The Medium is the Massage



A while back now I was in Tashkent in Uzbekistan and developed a bad back. Someone arranged for a physiotherapeutic massage. I turned up at what seemed to be a night club in the basement of a high rise block of unsympathetic concrete. The tale could be a long one. Suffice it to say that the masseuse was a lithe woman, dressed only in a white towelling dressing gown. She spoke no English and I no useful language. The effort to beat, pummel, knuckle, twist, scrunch and slap my back utterly exhausted her. At the end she collapsed into a chair, her gown fell open, revealing her nakedness and in this intimate and frank posture, she had a cigarette. I suspect that if the course of events had been what she had expected, she would have been less tired!

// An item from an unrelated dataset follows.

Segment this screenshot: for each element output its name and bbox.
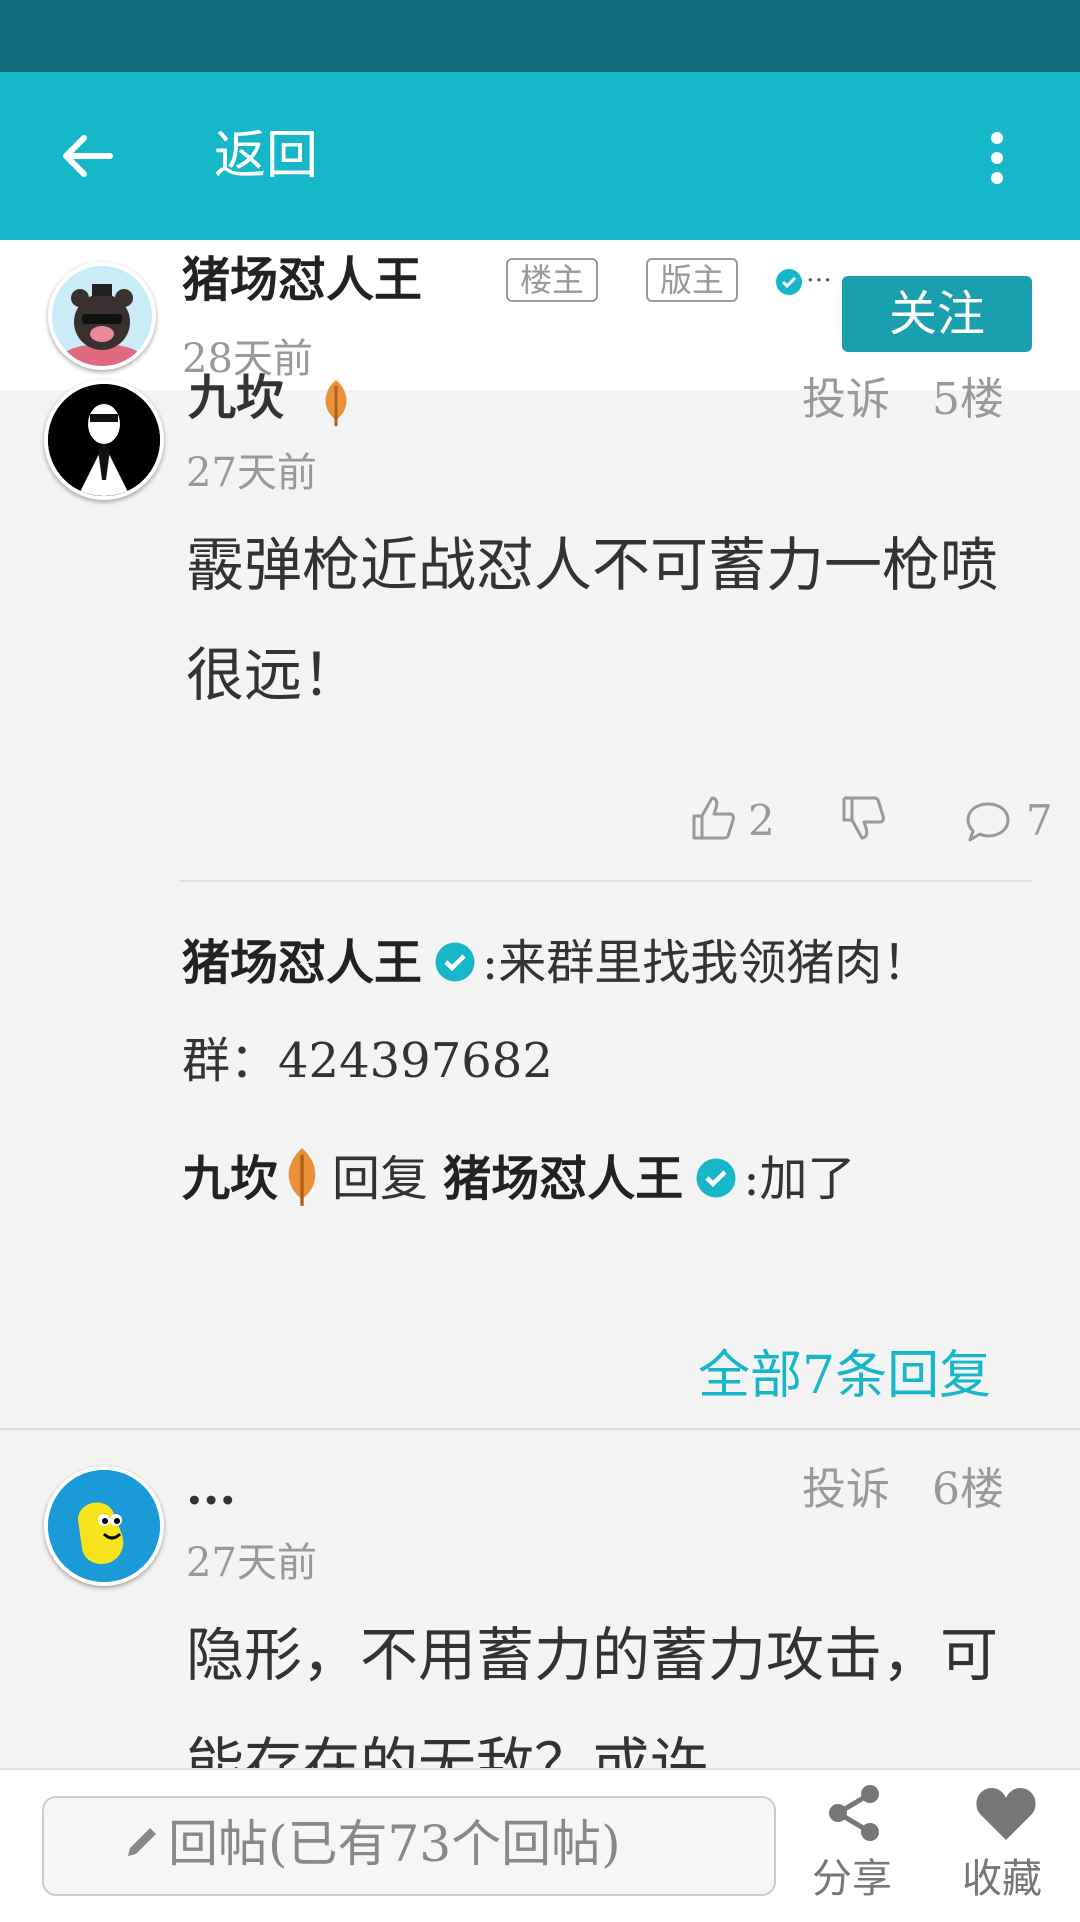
status-bar xyxy=(0,0,1080,72)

This week I visited a health spa in Ghana, near Accra, run by a doctor and with a little flock of engaging Ghanaian masseuses. I had a two hour session of oil massage. My masseuse, Celestine, worked very hard for the entire period. She did not want conversation and was very careful about unwarranted physical contact, other than what her fingers and palms intended. It was almost pitch black. Music played at a level below really hearing. Two hours went by and all but the obviously taboo areas were kneaded and cajoled into soft rubber. It struck me how extraordinary such activity is. The meeting of strangers who are in constant physical contact but with their own thoughts and mental isolation. What did she discover about me in that long silence? Did my muscle and skin speak? What did she learn from these daily encounters with passing human trade? What fulfilment was there for her in this work?

I never had the opportunity to ask her. She blanketed me at the end and told me to wait five minutes before getting dressed. Like an oil-slicked creature from a deep sea, I emerged into the light, no wiser about Celestine and only a little wiser about myself. My body had been like Braille but I had no idea how literate its reader had been.